The official CPython core development team has finally switched from Subversion to Mercurial, after years of planning. This is very good news for both core developers and casual contributors.

Working with Subversion when you can't commit changes is very frustrating, because you're basically without source control. For experienced developers accustomed to having a VCS to protect them at all times, this is hard to get used to. Personally, before I became a core Python developer I was using my own Mercurial clone to work on patches locally before submitting them to the Issue tracker.

Now, everyone interested contributing to Python can clone the repository and do his work locally, committing changes to his heart's wishes and enjoying all the benefits of source control. I think this makes the contribution process easier and has a chance to attract more contributors to the project, which would be great. Not to mention that Mercurial is IMHO a better and more powerful VCS than Subversion in general.

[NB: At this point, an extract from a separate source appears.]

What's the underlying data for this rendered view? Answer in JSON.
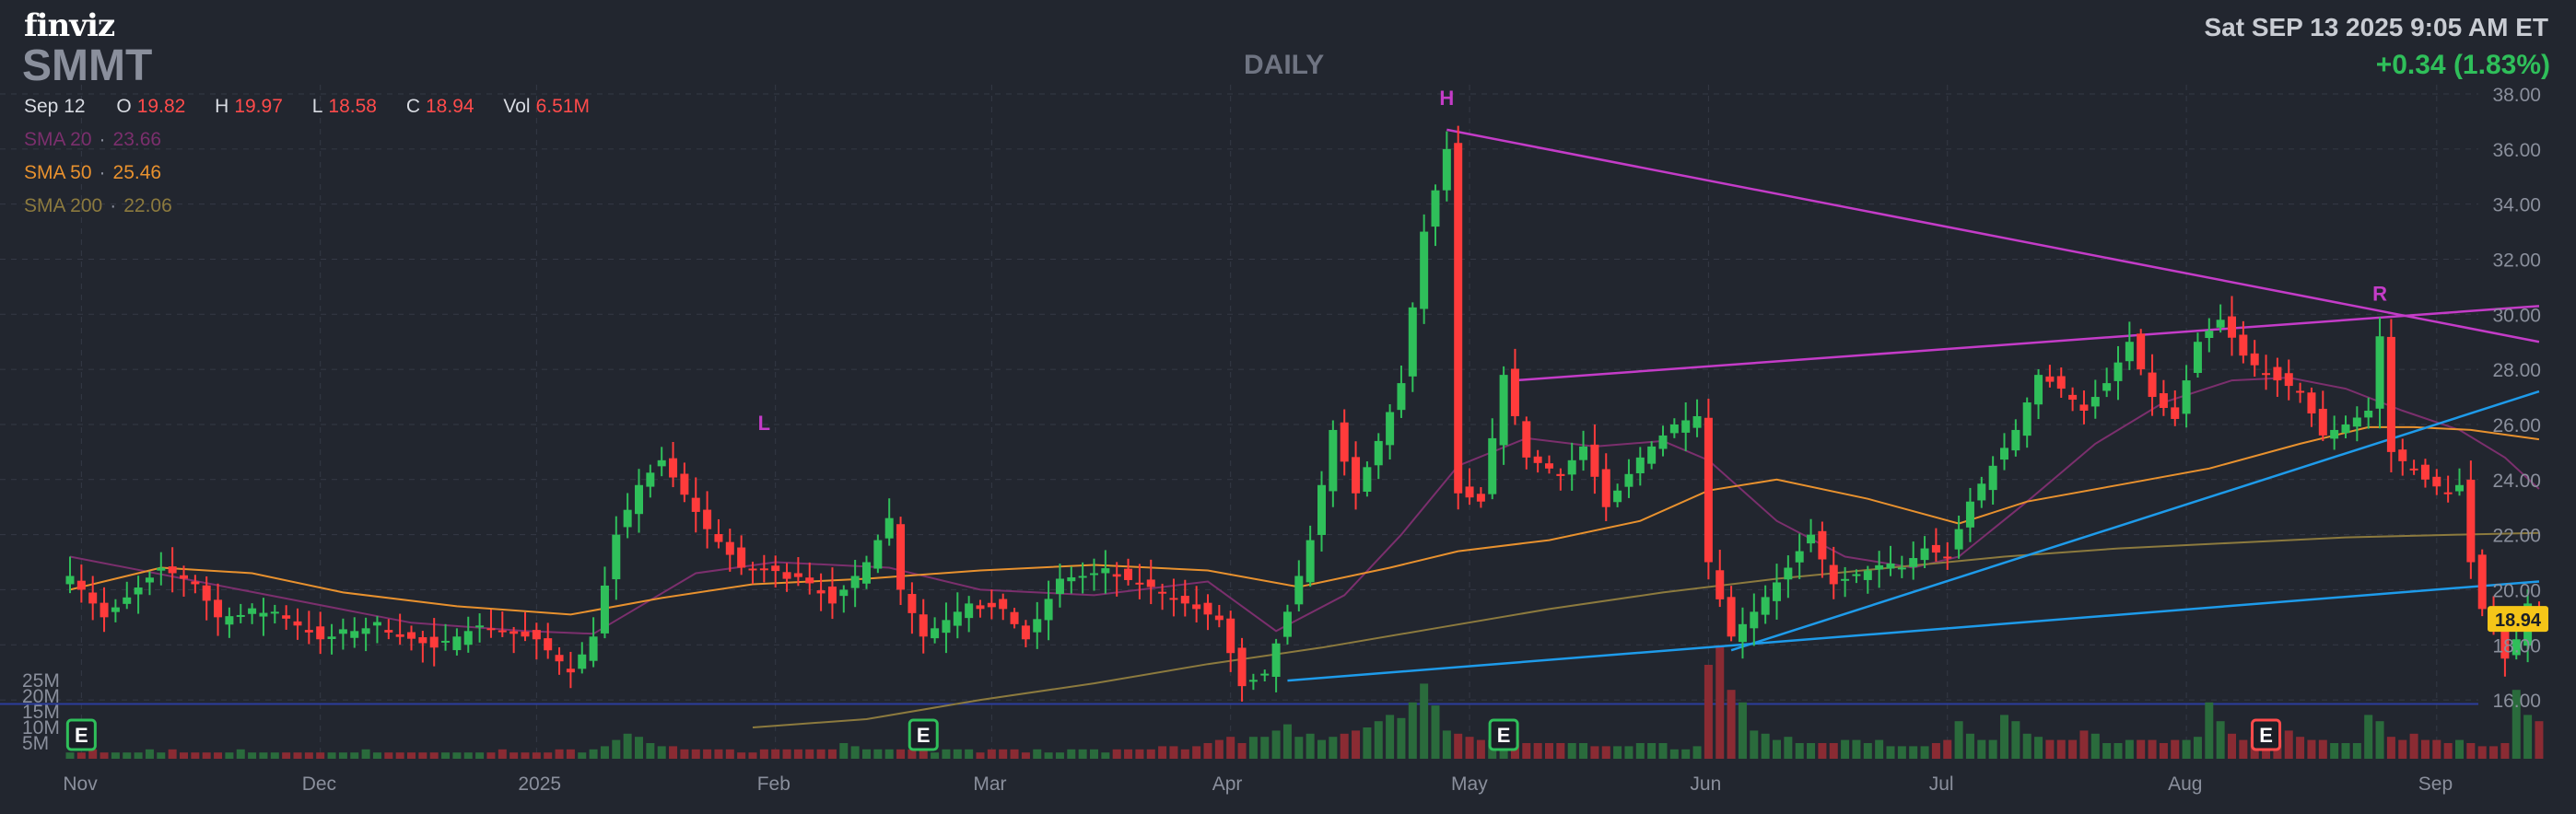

Core developers also benefit from the power of Mercurial vs. Subversion, especially when working on non-trivial patches that take longer than a couple of hours to develop. These changes can be managed either by commits to a local repo (with a collapse of all commits to a single one before pushing), or using the mq extension (which is recommended by the new developer guide).

The full local repo is also a blessing in at least two other use cases:

  1. Perusing the repo logs and diffing old revisions is now almost instant, since the whole repo is local - this is an important time-saver when doing some archaeological research on the code-base (which has to be done quite often in complex long-running projects).
  2. You have all the history and can commit changes even when offline.

Mercurial manages these repositories in a highly space-efficient manner. On my Ubuntu machine, a Mercurial repo of py3k (the latest development revision) with the executables and docs built is only 50% larger than the corresponding Subversion working directory. Not much of an overhead for having the full project history locally. Mercurial's local clones use hard links, so having multiple clones of the same repo locally is almost free in terms of disk space.

Moving to Mercurial is also a kind-of dogfooding for Python, since Mercurial is one of the best known pure-Python projects. Being written in Python means that it's very easy to develop plugins and custom extensions for Mercurial. In fact, the Python core devs have already implemented a few useful plugins - for example one that sends automatic messages to the issue tracker once a commit is made that mentions some issue. This is very useful for "done, committed in revision XXX" notes on the tracker, which one used to have to remember adding, and now are done automatically.